Sanna cogió el libro rojo y le dio una y otra vuelta antes de abrirlo al azar, hojeando las delgadas hojas.

– Gracias -dijo-. Cuando salió la traducción del Nuevo Testamento hecha por la Comisión de la Biblia, pensé que toda la belleza había desaparecido del idioma, pero será interesante leer ésta. Aunque es un poco raro leer una Biblia completamente nueva. Una está acostumbrada a la suya propia, con los subrayados y las notas. Pero puede ser muy bueno leer las nuevas formulaciones y las páginas sin marcar. Estaré menos condicionada.

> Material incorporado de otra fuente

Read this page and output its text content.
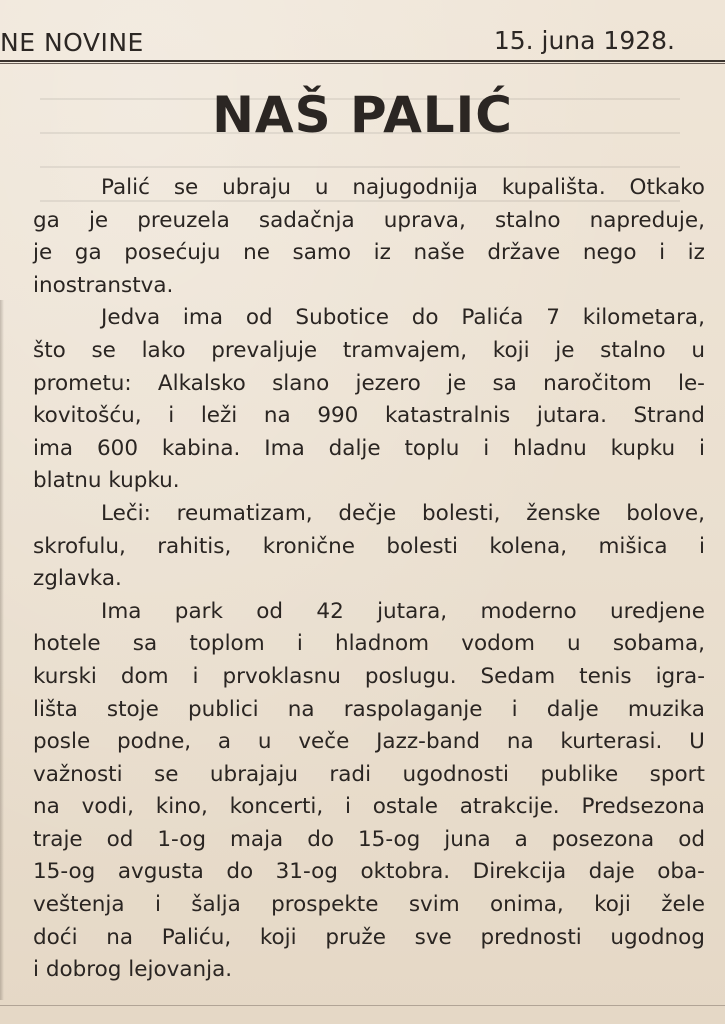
NE NOVINE	15. juna 1928.
NAŠ PALIĆ
Palić se ubraju u najugodnija kupališta. Otkako
ga je preuzela sadačnja uprava, stalno napreduje,
je ga posećuju ne samo iz naše države nego i iz
inostranstva.
Jedva ima od Subotice do Palića 7 kilometara,
što se lako prevaljuje tramvajem, koji je stalno u
prometu: Alkalsko slano jezero je sa naročitom le-
kovitošću, i leži na 990 katastralnis jutara. Strand
ima 600 kabina. Ima dalje toplu i hladnu kupku i
blatnu kupku.
Leči: reumatizam, dečje bolesti, ženske bolove,
skrofulu, rahitis, kronične bolesti kolena, mišica i
zglavka.
Ima park od 42 jutara, moderno uredjene
hotele sa toplom i hladnom vodom u sobama,
kurski dom i prvoklasnu poslugu. Sedam tenis igra-
lišta stoje publici na raspolaganje i dalje muzika
posle podne, a u veče Jazz-band na kurterasi. U
važnosti se ubrajaju radi ugodnosti publike sport
na vodi, kino, koncerti, i ostale atrakcije. Predsezona
traje od 1-og maja do 15-og juna a posezona od
15-og avgusta do 31-og oktobra. Direkcija daje oba-
veštenja i šalja prospekte svim onima, koji žele
doći na Paliću, koji pruže sve prednosti ugodnog
i dobrog lejovanja.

«Mi vieja Biblia -pensó Rebecka-. Debe de estar en alguna de las cajas que tengo en el altillo del establo de la abuela. Porque… ¿no la habré tirado? Es como un viejo diario. Con todas las fotos y los recortes de prensa que puse dentro. Y todas las frases incómodas que subrayé en rojo. Aquello quería decir muchas cosas. "Como el ciervo busca los arroyos, mi alma te busca a ti, oh Dios." "Los días de necesidad busco a Dios. Estiro mi mano hacia la noche y no se cansa. Mi alma no quiere consuelo."»

– ¿Ha ido bien con las niñas? -preguntó Sanna.

– Al final, sí -respondió Rebecka un poco seca-. Conseguí llevarlas al colegio y a la guardería.

Sanna se mordió el labio inferior y cerró la Biblia.

– ¿Qué pasa? -preguntó Rebecka.

– Pienso en mis padres. Quizás las vayan a buscar.

– ¿Qué pasa entre tus padres y tú?

– Nada nuevo. Sólo que estoy cansada de ser de su propiedad. Seguro que recuerdas lo que pasaba cuando Sara era pequeña.

«Lo recuerdo», pensó Rebecka.

Rebecka sube corriendo las escaleras hasta el piso que comparte con Sanna. Llega tarde. Tenían que estar en el cumpleaños de un niño hace diez minutos y se tardan veinte en llegar hasta allí. Seguramente más ahora que ha nevado. Quizá Sanna y Sara ya se han ido sin ella.

«Ojalá, ojalá -piensa viendo que los zapatos de invierno de Sara no están en el rellano de la escalera-. Si ya se han ido no tendré que tener remordimientos de conciencia.»

Pero las botas de punta de Sanna sí están. Rebecka abre la puerta y respira hondo para que el aire le permita dar todas las explicaciones y excusas que se le ocurran.